Konstitusi yang ditinjau dari sisi hukum disebut Constitutional Recht, yang diperhatikan
ditekankan kepada faktor-faktor kekuasaan nyata dalam masyarakat sedangkan Grondswet yang
diperhatikan semata-mata konstitusi dalam arti sempit yaitu yang tertulis atau Undang-Undang
Dasar saja. Berarti ikhwal konstitusi lebih luas daripada grondswet. Perhatikan paham Herman
Heller mengenai konstitusi :

a. Konstitusi mencerminkan kehidupan politik didalam masyarakat sebagai suatu kenyataan


dan belum konstitusi dalam arti hukum.
b. Kemudian kehidupan politik dalam masyarakat itu (Die Politische verfassung als
gesellchaft licke wirklich keit) dicari unsur-unsur hukumnya melalui abstraksi barulah
menjadi kesatuan kaidah hukum (ein Rechtsver-fassung).
c. Setelah itu ditulis kaidah hukum itu didalam suatu naskh yang di sebut Undang-Undang
Dasar.
(Moh. Kusnardi dan Harmaili Ibrahim 1976 : 65)

Kita mengenal beberapa istilah konstitusi.
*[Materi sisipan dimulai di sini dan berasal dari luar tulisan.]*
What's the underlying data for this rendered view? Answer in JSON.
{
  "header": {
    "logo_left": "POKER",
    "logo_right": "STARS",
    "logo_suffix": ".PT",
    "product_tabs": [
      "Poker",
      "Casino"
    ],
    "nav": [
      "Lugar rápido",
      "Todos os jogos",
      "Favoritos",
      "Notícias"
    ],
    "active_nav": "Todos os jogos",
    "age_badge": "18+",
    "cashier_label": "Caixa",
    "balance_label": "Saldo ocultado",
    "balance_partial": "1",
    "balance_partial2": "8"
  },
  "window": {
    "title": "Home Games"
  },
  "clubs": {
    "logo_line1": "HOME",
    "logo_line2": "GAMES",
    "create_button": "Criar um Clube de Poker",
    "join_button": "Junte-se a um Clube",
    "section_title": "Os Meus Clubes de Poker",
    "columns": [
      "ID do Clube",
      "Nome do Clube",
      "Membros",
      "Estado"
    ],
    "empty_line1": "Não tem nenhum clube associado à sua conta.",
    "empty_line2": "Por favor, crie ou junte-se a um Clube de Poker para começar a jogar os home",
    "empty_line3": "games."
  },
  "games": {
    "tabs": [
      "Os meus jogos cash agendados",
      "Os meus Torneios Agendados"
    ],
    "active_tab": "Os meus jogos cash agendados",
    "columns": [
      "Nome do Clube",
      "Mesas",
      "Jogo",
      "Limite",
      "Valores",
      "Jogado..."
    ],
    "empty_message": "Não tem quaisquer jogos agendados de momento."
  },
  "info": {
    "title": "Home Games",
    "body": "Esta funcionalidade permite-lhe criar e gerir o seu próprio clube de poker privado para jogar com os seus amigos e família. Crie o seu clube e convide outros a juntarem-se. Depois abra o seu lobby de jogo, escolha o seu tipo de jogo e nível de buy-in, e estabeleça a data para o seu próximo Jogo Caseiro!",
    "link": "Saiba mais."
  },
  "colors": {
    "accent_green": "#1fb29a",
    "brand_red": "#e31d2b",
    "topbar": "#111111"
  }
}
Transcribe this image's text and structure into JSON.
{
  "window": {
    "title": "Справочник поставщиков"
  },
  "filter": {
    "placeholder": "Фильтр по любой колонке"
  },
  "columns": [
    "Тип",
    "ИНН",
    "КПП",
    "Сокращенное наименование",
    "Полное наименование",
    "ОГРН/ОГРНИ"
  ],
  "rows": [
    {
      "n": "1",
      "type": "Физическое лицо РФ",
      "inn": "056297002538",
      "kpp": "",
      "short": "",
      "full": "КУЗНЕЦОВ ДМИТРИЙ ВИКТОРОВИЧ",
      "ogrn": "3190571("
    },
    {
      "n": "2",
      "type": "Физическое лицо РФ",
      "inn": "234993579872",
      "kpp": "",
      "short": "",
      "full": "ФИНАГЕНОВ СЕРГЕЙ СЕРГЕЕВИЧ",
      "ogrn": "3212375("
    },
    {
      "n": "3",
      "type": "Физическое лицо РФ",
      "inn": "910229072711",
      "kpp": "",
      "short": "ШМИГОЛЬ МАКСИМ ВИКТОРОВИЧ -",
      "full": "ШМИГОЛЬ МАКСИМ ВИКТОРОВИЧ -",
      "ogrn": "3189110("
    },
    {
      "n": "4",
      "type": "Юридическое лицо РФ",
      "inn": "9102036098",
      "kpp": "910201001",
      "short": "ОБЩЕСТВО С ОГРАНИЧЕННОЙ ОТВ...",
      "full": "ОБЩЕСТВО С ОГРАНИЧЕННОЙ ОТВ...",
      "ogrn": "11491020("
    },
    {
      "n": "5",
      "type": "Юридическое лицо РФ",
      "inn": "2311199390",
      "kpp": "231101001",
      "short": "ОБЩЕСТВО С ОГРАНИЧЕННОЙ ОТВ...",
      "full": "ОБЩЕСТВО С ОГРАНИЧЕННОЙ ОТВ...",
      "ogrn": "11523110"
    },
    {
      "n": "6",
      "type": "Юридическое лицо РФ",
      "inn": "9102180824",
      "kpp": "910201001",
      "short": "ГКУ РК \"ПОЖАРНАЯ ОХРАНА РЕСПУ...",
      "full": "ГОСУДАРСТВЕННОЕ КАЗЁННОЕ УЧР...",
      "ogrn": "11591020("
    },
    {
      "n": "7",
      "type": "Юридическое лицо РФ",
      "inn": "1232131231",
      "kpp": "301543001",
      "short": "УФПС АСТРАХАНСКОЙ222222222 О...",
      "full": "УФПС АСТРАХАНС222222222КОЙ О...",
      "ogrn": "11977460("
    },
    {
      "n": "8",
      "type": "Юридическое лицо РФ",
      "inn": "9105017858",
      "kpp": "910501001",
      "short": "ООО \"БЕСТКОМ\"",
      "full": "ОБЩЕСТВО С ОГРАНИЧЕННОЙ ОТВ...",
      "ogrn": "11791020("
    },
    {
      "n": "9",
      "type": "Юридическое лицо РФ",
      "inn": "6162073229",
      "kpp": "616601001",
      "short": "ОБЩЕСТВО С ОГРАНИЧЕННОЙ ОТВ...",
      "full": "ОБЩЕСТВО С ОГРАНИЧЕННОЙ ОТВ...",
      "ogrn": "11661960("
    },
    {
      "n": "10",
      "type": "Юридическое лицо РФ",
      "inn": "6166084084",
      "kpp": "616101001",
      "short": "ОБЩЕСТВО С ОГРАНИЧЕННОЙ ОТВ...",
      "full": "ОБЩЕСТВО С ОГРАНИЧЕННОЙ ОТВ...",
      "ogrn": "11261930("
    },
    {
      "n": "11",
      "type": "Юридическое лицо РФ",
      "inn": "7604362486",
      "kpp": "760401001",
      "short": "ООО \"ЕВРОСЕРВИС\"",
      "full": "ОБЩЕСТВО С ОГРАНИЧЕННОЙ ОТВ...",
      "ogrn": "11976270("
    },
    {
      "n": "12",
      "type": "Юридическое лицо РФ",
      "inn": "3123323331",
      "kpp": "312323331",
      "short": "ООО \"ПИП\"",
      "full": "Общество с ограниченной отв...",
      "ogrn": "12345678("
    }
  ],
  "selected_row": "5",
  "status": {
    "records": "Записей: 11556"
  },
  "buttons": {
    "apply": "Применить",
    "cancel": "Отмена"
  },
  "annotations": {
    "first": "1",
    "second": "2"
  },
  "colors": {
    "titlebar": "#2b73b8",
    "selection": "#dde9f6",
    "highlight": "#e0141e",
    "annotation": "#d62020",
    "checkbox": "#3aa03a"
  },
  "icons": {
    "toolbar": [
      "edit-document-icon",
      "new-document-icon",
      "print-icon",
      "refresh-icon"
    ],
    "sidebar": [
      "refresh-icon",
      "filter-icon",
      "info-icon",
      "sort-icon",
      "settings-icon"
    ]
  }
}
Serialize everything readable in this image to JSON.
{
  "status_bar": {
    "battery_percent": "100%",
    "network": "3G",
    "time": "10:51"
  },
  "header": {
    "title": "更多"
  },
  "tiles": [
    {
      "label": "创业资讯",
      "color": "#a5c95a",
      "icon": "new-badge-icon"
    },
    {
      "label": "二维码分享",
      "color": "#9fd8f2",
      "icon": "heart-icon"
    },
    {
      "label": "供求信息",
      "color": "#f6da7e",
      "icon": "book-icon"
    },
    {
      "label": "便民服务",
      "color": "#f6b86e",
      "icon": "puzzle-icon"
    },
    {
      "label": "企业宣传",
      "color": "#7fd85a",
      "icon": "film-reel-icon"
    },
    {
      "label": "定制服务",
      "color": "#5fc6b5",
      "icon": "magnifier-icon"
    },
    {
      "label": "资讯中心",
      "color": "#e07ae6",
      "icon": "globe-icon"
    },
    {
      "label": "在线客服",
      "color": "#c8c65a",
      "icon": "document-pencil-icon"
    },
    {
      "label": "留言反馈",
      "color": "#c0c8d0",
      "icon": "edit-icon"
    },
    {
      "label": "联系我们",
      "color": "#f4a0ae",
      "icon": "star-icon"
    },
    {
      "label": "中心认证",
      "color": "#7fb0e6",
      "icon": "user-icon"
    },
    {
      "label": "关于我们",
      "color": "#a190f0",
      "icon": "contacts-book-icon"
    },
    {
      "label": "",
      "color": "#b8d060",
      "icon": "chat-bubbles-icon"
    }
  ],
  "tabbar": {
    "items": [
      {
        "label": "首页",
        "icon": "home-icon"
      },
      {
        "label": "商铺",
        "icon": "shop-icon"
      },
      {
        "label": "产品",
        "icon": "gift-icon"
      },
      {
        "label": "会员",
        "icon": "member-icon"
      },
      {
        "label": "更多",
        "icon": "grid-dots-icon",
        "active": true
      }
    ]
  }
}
1. Konstitusi dalam arti materil adalah perhatian terhadap isinya yang terdiri dari atas pokok
yang sangat penting dari struktur dan organisasi negara.
2. Konstitusi dalam arti formil adalah perhatian terhadap prosedur, pembentukanya harus
istimewa dibandingkan dengan pembentukan perundang-undangan lain.
3. Konstitusi dalam arti tertulis maksudnya konstitusi itu dinaskahkan tertentu guna
memudahkan pihak-pihak mengetahuinya.
4. Konstitusi dalam arti merupakan undang-undang tertinggi adalah baik pembentukan dan
perubahannya melalui prosedur istimewa dan juga ia merupakan dasar teringgi dari
perundang-undangan lainnya yang berlaku dalam negara itu.

9
Yang dimaksud dengan “teori” adalah dasar memberikan pertanggungjawaban secara
ilmiah (wetenschappelijke verantwoording). Karena yang dibicarakan dalam teori konstitusi
bukanlah sesuatu yang serta merta dapat dipraktekkan, bukanlah mengenai nilai-nilai praktis
(practische waarde) melainkan mengenai nilai-nilai teoritis (theoritische waarde). Teori
umumnya penting bagi jurist als toeschouwer, yang perlu mengetahui upaya teoritis (theoritische
oordeel), jadi bukan mengenai ruang lingkup dan isi. Jurist als toeschouwer dalam melihat
hukum, seperti halnya ahli ilmu alam melihat gejala-gejala alam dalam laboratorium. Bagi Jurist
als toeschouwer, diluar undang-undang masih ada sumber hukum lainnya.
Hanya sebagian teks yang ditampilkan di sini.